## Downloading ERA5-Land hourly data at a single location (coordinate) using GEE
This notebook demonstrates how to sample raw ERA5-Land data from Google Earth Engine. Eventual improvments will tidy this data up for use in ELM. 
There is a step involved here where you must wait for GEE's computers to crank through the request, then you'll need to move a file from your Google Drive to your local machine. There are no great ways to automate this, sorry.

In [4]:
import ee
import pandas as pd
from ngeegee import e5l_utils as eu
from pathlib import Path

# Make sure to Initialize with the correct project name (do not use mine--it won't work for you)
ee.Initialize(project='ee-jonschwenk')

# Define a point we want to sample
lat, lon = 68.62758, -149.59429

### Set up our request via a dictionary of parameters
The only tricky thing here is specifying the bands (variables) you want. You have two options: 1) just set `gee_bands` to `all` to fetch all 68 bands, or provide a `list` of bands. If you aren't sure which bands are available, you can run `eu.e5lh_bands()['band_name']`. Below, I'll select just a handful for demonstration.

In [None]:
params = {
    "start_date": "2000-01-01", 
    "end_date": "2100-01-01", # If your end date is longer than what's available, it will just truncate at the last available date. Here I've used the year 2100 to ensure we download all data.
    "gee_bands": ["temperature_2m", 
                  "total_precipitation",
                  'dewpoint_temperature_2m',
                  'snow_albedo'], # select the bands (variables) you want to sample. Must exactly match the band names of the ERA5_LAND/HOURLY imageCollection. You can also specify 'all' to get all bands/variables.
    "point": (lon, lat), 
    "gdrive_folder": "NGEE_test",  # Google Drive folder name - will be created if it doesn't exist
    "filename": "ngee_test_era5_timeseries"  # Output CSV file name
}

# Send the job to GEE!
eu.sample_e5lh_at_point(params)

'Export task started: ngee_test_era5_timeseries_short (Check Google Drive or Task Status in the Javascript Editor for completion.)'

### Now we wait.
You've sent a Task to Google Earth Engine. You can check on its state using the [GEE Javascript code editor](http://code.earthengine.google.com) by clicking the `Tasks` tab in the upper-right panel.
Eventually it will finish, and your csv will show up where you told GEE to put it: `gdrive_folder/filename`.
It should not take more than a few hours to fetch all variables (68 total, I think) for all timesteps. In my testing here, it took 2 hours to fetch two variables from 1950-2025. It likely won't take much longer to fetch more variables, as the time suck is that GEE has to load each hourly ERA5-Land image.
Once that file is created in your GDrive, download it to your local machine and hammer away!

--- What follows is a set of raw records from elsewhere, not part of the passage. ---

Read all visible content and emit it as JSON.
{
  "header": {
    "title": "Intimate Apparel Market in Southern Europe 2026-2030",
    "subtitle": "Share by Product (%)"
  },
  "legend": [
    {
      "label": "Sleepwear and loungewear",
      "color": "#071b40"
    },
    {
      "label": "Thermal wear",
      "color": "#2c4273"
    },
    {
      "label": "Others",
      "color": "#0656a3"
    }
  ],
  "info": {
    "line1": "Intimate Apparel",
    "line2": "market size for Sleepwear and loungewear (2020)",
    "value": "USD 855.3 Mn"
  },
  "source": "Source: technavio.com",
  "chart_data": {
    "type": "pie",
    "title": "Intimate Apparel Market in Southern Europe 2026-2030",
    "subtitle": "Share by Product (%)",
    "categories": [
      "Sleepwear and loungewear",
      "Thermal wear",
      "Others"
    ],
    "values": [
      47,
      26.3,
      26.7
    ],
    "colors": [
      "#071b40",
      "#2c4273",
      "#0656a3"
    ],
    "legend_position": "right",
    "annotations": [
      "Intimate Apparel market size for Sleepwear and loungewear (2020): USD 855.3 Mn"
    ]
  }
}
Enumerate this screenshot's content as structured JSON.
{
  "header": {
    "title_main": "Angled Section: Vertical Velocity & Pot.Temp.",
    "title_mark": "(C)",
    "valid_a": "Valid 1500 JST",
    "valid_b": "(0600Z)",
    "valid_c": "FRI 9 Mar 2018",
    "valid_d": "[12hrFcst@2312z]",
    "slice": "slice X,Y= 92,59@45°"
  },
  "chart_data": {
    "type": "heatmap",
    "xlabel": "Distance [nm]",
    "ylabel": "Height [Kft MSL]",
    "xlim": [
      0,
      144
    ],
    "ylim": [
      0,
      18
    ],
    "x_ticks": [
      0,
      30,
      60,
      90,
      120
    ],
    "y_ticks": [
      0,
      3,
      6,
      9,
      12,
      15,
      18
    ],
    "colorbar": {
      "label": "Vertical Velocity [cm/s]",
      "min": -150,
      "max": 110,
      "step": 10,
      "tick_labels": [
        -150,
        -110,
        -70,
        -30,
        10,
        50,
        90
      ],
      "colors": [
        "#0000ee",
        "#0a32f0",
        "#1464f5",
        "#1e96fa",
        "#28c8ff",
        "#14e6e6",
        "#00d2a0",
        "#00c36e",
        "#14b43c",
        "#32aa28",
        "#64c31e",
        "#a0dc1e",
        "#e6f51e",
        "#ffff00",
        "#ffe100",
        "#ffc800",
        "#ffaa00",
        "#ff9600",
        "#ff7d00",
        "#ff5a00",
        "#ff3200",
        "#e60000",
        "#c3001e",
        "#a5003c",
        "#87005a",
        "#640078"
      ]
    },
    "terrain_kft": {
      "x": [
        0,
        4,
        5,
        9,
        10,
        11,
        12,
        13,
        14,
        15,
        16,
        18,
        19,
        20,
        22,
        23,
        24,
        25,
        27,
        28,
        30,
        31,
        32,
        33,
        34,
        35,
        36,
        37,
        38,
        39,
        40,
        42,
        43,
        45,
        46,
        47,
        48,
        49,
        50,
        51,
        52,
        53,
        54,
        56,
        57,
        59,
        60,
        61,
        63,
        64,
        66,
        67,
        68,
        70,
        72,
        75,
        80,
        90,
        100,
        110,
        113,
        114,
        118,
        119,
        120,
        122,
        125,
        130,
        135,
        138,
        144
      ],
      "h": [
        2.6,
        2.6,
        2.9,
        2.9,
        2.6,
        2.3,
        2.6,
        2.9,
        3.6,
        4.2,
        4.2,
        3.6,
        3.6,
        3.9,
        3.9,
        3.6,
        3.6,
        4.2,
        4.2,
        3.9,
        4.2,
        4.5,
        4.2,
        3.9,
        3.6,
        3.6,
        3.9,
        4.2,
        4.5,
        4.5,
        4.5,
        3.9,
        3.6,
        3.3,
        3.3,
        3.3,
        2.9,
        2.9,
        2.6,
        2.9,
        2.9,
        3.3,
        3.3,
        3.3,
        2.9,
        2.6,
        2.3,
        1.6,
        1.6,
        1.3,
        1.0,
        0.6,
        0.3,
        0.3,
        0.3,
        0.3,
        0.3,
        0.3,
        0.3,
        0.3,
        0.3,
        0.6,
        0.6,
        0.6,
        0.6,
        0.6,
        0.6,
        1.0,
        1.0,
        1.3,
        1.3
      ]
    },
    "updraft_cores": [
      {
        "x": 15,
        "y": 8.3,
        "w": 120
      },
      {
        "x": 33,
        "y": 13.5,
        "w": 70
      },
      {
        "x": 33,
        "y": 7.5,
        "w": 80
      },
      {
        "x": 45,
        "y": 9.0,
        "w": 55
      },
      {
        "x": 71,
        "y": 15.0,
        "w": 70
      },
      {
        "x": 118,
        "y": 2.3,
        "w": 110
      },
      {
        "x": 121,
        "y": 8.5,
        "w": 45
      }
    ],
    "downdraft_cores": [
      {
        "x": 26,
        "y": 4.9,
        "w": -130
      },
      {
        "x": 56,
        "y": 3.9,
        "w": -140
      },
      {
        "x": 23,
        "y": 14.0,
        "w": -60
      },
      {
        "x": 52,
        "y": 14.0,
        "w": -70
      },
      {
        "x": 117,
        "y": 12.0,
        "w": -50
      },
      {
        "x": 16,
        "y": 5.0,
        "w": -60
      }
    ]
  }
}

## Some examination of the data
Two hours later, a `.csv` appeared in my Google Drive foler (`NGEE_test\ngee_test_era5_timeseries`). I downloaded it and have included it in this repo just so we can inspect it a bit.

In [7]:
df = pd.read_csv(eu._DATA_DIR.parent / 'notebooks' / 'notebook_data' / 'ngee_test_era5_timeseries.csv')
print(df.columns)

Index(['system:index', 'date', 'temperature_2m', 'total_precipitation',
       '.geo'],
      dtype='object')


There are a couple columns here we don't care about, namely `system:index` and `.geo`. We see that there is a `date` column, and then a column for each variable we requested.
Let's just make sure the dates cover the range we expected, then call it a day.

In [9]:
print(min(df['date']))
print(max(df['date']))

2000-01-01 00:00
2023-01-04 23:00


It looks like the latest available date was Jan 04, 2023. I think I've gotten more recent data from ERA5-Land hourly through the cdsapi (directly from the source), so I'd want to double-check this. But everything looks good overall.